Un mismo día les reservó la historia, el 14 de junio, para nacer y, sin saberlo, legar a Cuba dos energías indomables.
Antonio Maceo llegó primero, en 1845, alumbrado por el sol de Santiago de Cuba, hijo de Mariana y Marcos, quienes le transmitieron un gen irreductible: el ansia de ver a su tierra libre.
Ernesto Guevara aterrizó en Rosario en 1928, con la semilla del combate contra la injusticia.
Maceo fue un huracán en campaña; sin la escuela de los presumidos, aprendió en los llanos y en el fragor del fusil la táctica certera que lo alzó a Mayor General. Sus cicatrices, 26 en balaceras y emboscadas, son capítulos de audacia.

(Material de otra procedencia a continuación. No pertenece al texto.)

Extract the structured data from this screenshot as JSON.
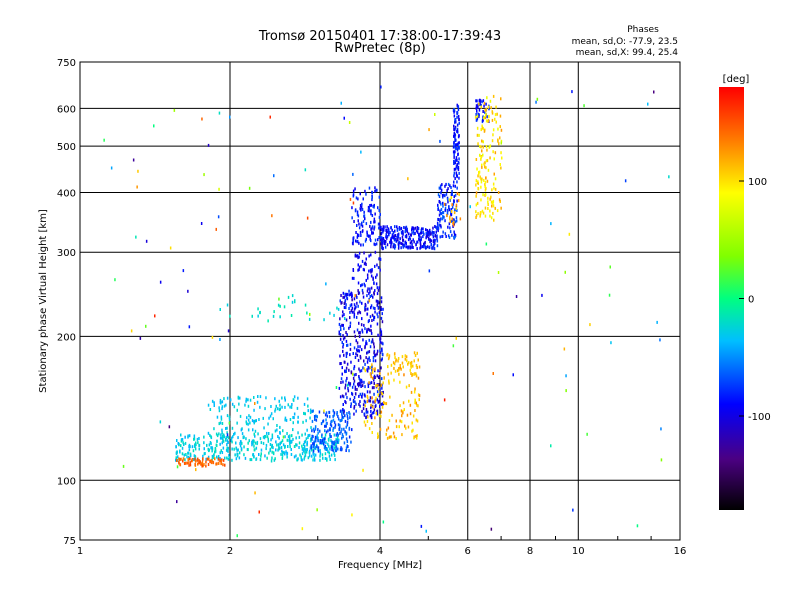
{
  "chart_data": {
    "type": "scatter",
    "title": "Tromsø 20150401 17:38:00-17:39:43",
    "subtitle": "RwPretec (8p)",
    "phases": {
      "heading": "Phases",
      "line_o": "mean, sd,O: -77.9, 23.5",
      "line_x": "mean, sd,X:  99.4, 25.4"
    },
    "xlabel": "Frequency [MHz]",
    "ylabel": "Stationary phase Virtual Height [km]",
    "x_scale": "log",
    "y_scale": "log",
    "xlim": [
      1,
      16
    ],
    "ylim": [
      75,
      750
    ],
    "xticks": [
      1,
      2,
      4,
      6,
      8,
      10,
      16
    ],
    "xtick_labels": [
      "1",
      "2",
      "4",
      "6",
      "8",
      "10",
      "16"
    ],
    "yticks": [
      75,
      100,
      200,
      300,
      400,
      500,
      600,
      750
    ],
    "ytick_labels": [
      "75",
      "100",
      "200",
      "300",
      "400",
      "500",
      "600",
      "750"
    ],
    "grid": true,
    "colorbar": {
      "label": "[deg]",
      "range": [
        -180,
        180
      ],
      "ticks": [
        100,
        0,
        -100
      ],
      "tick_labels": [
        "100",
        "0",
        "-100"
      ]
    },
    "series": [
      {
        "mode": "O",
        "phase_deg": -100,
        "clusters": [
          {
            "x_range": [
              1.55,
              3.3
            ],
            "y_range": [
              110,
              125
            ],
            "phase_range": [
              -40,
              -15
            ],
            "count": 420
          },
          {
            "x_range": [
              1.8,
              2.9
            ],
            "y_range": [
              125,
              150
            ],
            "phase_range": [
              -40,
              -20
            ],
            "count": 150
          },
          {
            "x_range": [
              2.9,
              3.5
            ],
            "y_range": [
              115,
              140
            ],
            "phase_range": [
              -80,
              -50
            ],
            "count": 170
          },
          {
            "x_range": [
              3.3,
              4.05
            ],
            "y_range": [
              135,
              250
            ],
            "phase_range": [
              -120,
              -70
            ],
            "count": 430
          },
          {
            "x_range": [
              3.5,
              4.0
            ],
            "y_range": [
              250,
              300
            ],
            "phase_range": [
              -110,
              -80
            ],
            "count": 60
          },
          {
            "x_range": [
              3.5,
              4.0
            ],
            "y_range": [
              310,
              410
            ],
            "phase_range": [
              -100,
              -70
            ],
            "count": 120
          },
          {
            "x_range": [
              4.0,
              5.2
            ],
            "y_range": [
              305,
              340
            ],
            "phase_range": [
              -110,
              -70
            ],
            "count": 260
          },
          {
            "x_range": [
              5.2,
              5.7
            ],
            "y_range": [
              320,
              420
            ],
            "phase_range": [
              -100,
              -60
            ],
            "count": 120
          },
          {
            "x_range": [
              5.6,
              5.75
            ],
            "y_range": [
              420,
              610
            ],
            "phase_range": [
              -100,
              -70
            ],
            "count": 100
          },
          {
            "x_range": [
              6.2,
              6.6
            ],
            "y_range": [
              560,
              625
            ],
            "phase_range": [
              -100,
              -70
            ],
            "count": 40
          },
          {
            "x_range": [
              1.9,
              3.4
            ],
            "y_range": [
              215,
              245
            ],
            "phase_range": [
              -30,
              -10
            ],
            "count": 30
          }
        ]
      },
      {
        "mode": "X",
        "phase_deg": 100,
        "clusters": [
          {
            "x_range": [
              1.55,
              1.95
            ],
            "y_range": [
              107,
              111
            ],
            "phase_range": [
              130,
              155
            ],
            "count": 70
          },
          {
            "x_range": [
              3.7,
              4.8
            ],
            "y_range": [
              122,
              175
            ],
            "phase_range": [
              95,
              130
            ],
            "count": 130
          },
          {
            "x_range": [
              4.1,
              4.8
            ],
            "y_range": [
              165,
              185
            ],
            "phase_range": [
              100,
              120
            ],
            "count": 50
          },
          {
            "x_range": [
              6.2,
              7.0
            ],
            "y_range": [
              350,
              640
            ],
            "phase_range": [
              80,
              125
            ],
            "count": 160
          },
          {
            "x_range": [
              5.3,
              5.8
            ],
            "y_range": [
              340,
              400
            ],
            "phase_range": [
              95,
              140
            ],
            "count": 20
          }
        ]
      },
      {
        "mode": "noise",
        "clusters": [
          {
            "x_range": [
              1.1,
              15.5
            ],
            "y_range": [
              76,
              700
            ],
            "phase_range": [
              -150,
              170
            ],
            "count": 120
          }
        ]
      }
    ]
  }
}
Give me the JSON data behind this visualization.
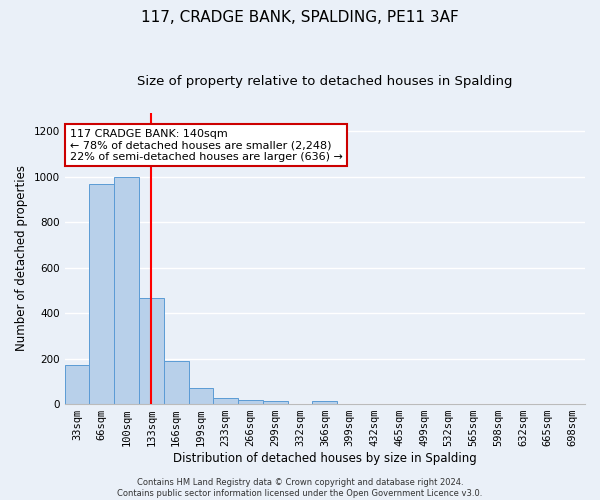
{
  "title": "117, CRADGE BANK, SPALDING, PE11 3AF",
  "subtitle": "Size of property relative to detached houses in Spalding",
  "xlabel": "Distribution of detached houses by size in Spalding",
  "ylabel": "Number of detached properties",
  "categories": [
    "33sqm",
    "66sqm",
    "100sqm",
    "133sqm",
    "166sqm",
    "199sqm",
    "233sqm",
    "266sqm",
    "299sqm",
    "332sqm",
    "366sqm",
    "399sqm",
    "432sqm",
    "465sqm",
    "499sqm",
    "532sqm",
    "565sqm",
    "598sqm",
    "632sqm",
    "665sqm",
    "698sqm"
  ],
  "bar_heights": [
    172,
    965,
    1000,
    465,
    188,
    72,
    25,
    18,
    12,
    0,
    15,
    0,
    0,
    0,
    0,
    0,
    0,
    0,
    0,
    0,
    0
  ],
  "bar_color": "#b8d0ea",
  "bar_edge_color": "#5b9bd5",
  "red_line_x": 3.0,
  "annotation_line1": "117 CRADGE BANK: 140sqm",
  "annotation_line2": "← 78% of detached houses are smaller (2,248)",
  "annotation_line3": "22% of semi-detached houses are larger (636) →",
  "annotation_box_color": "#ffffff",
  "annotation_box_edge_color": "#cc0000",
  "footer_text": "Contains HM Land Registry data © Crown copyright and database right 2024.\nContains public sector information licensed under the Open Government Licence v3.0.",
  "ylim": [
    0,
    1280
  ],
  "yticks": [
    0,
    200,
    400,
    600,
    800,
    1000,
    1200
  ],
  "bg_color": "#eaf0f8",
  "grid_color": "#ffffff",
  "title_fontsize": 11,
  "subtitle_fontsize": 9.5,
  "xlabel_fontsize": 8.5,
  "ylabel_fontsize": 8.5,
  "tick_fontsize": 7.5,
  "annotation_fontsize": 8,
  "footer_fontsize": 6
}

Lo llamaron Titán de Bronce no solo por su temple, sino porque su brazo eclipsaba al más fiero de los invasores. Cayó en San Pedro, el 7 de diciembre de 1896, dejando el estandarte de la libertad flameando aún más alto.
Décadas después, el joven médico Guevara desplegó otro mapa de rebeldía. Atravesó la América rural en motocicleta y recogió el testigo de los marginados. En México se encontró con Fidel, y el Yate Granma lo condujo al bautismo de fuego de Alegría de Pío. Che fue entonces un caudillo de ideales de acero, al mando de la columna invasora que prendió la llama revolucionaria de oriente a occidente.
Maceo ofreció su sudor y su sangre para arrancar a España la mancha colonial; el Che soñó más allá de la Sierra, imaginó universos de justicia mundial. Uno forjó la ruta de la independencia, el otro encendió la chispa de la solidaridad global.
Hoy, al evocar sus nombres en un mismo albor de junio, sentimos el eco de sus pasos, un trote valiente que aún recorre las montañas y los puertos de todos los pueblos sedientos de libertad.